Inspired by Camille's answer, I found one simple approach that that scales well:
table %>%
gather(variable, value, -Year, -Country) %>%
group_by(Country, variable) %>%
mutate(value=100*value/value[Year == 2001]) %>%
spread(variable, value)
# A tibble: 10 x 4
# Groups: Country [2]
Year Country A B
<int> <chr> <dbl> <dbl>
1 2000 Mexico 109. 88.4
2 2000 USA 94.0 99.8
3 2001 Mexico 100. 100
4 2001 USA 100 100
5 2002 Mexico 118. 97.3
6 2002 USA 92.0 96.6
7 2003 Mexico 131. 111.
8 2003 USA 98.3 99.6
9 2004 Mexico 138. 106.
10 2004 USA 102. 111.
Preserving the the original values alongside the scaled ones takes more work. Here are two approaches.
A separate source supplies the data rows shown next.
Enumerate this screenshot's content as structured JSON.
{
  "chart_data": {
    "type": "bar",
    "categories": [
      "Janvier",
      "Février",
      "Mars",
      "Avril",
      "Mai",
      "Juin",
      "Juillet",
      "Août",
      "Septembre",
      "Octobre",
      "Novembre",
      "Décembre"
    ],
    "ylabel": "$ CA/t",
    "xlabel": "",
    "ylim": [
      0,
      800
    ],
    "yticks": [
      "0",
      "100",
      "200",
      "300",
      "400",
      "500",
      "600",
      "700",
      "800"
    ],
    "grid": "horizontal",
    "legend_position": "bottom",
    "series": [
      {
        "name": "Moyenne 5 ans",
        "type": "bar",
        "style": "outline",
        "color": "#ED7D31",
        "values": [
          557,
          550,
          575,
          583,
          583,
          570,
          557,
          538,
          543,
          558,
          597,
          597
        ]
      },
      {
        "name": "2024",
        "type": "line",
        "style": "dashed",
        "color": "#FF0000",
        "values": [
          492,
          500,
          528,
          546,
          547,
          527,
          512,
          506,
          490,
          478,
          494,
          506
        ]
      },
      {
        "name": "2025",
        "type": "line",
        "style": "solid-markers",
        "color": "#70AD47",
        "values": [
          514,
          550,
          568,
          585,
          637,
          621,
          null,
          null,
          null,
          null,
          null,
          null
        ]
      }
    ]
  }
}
One of them uses an extra gather call to produce two variable-name columns (one indicating the series name, the other marking original or scaled), then unifying them into one column and reformatting.
table %>%
gather(variable, original, -Year, -Country) %>%
group_by(Country, variable) %>%
mutate(scaled=100*original/original[Year == 2001]) %>%
gather(scaled, value, -Year, -Country, -variable) %>%
unite(variable_scaled, variable, scaled, sep='_') %>%
mutate(variable_scaled=gsub("_original", "", variable_scaled)) %>%
spread(variable_scaled, value)
# A tibble: 10 x 6
# Groups: Country [2]
Year Country A A_scaled B B_scaled
<int> <chr> <dbl> <dbl> <dbl> <dbl>
1 2000 Mexico 11.4 109. 19.9 88.4
2 2000 USA 31.3 94.0 40.6 99.8
3 2001 Mexico 10.4 100. 22.5 100
4 2001 USA 33.3 100 40.7 100
5 2002 Mexico 12.4 118. 21.9 97.3
6 2002 USA 30.6 92.0 39.3 96.6
7 2003 Mexico 13.6 131. 25.0 111.
8 2003 USA 32.7 98.3 40.6 99.6
9 2004 Mexico 14.4 138. 23.9 106.
10 2004 USA 33.9 102. 45.3 111.
A second equivalent approach creates a new table with the columns scaled "in place" and then merges it back into with the original one.
table %>%
gather(variable, value, -Year, -Country) %>%
group_by(Country, variable) %>%
mutate(value=100*value/value[Year == 2001]) %>%
ungroup() %>%
mutate(variable=paste(variable, 'scaled', sep='_')) %>%
spread(variable, value) %>%
inner_join(table)
Joining, by = c("Year", "Country")
# A tibble: 10 x 6
Year Country A_scaled B_scaled A B
<int> <chr> <dbl> <dbl> <dbl> <dbl>
1 2000 Mexico 109. 88.4 11.4 19.9
2 2000 USA 94.0 99.8 31.3 40.6
3 2001 Mexico 100. 100 10.4 22.5
4 2001 USA 100 100 33.3 40.7
5 2002 Mexico 118. 97.3 12.4 21.9
6 2002 USA 92.0 96.6 30.6 39.3
7 2003 Mexico 131. 111. 13.6 25.0
8 2003 USA 98.3 99.6 32.7 40.6
9 2004 Mexico 138. 106. 14.4 23.9
10 2004 USA 102. 111. 33.9 45.3
It's possible to replace the final inner_join with arrange(County, Year) %>% select(-Country, -Year) %>% bind_cols(table), which may perform better for some data sets, though it orders the columns suboptimally.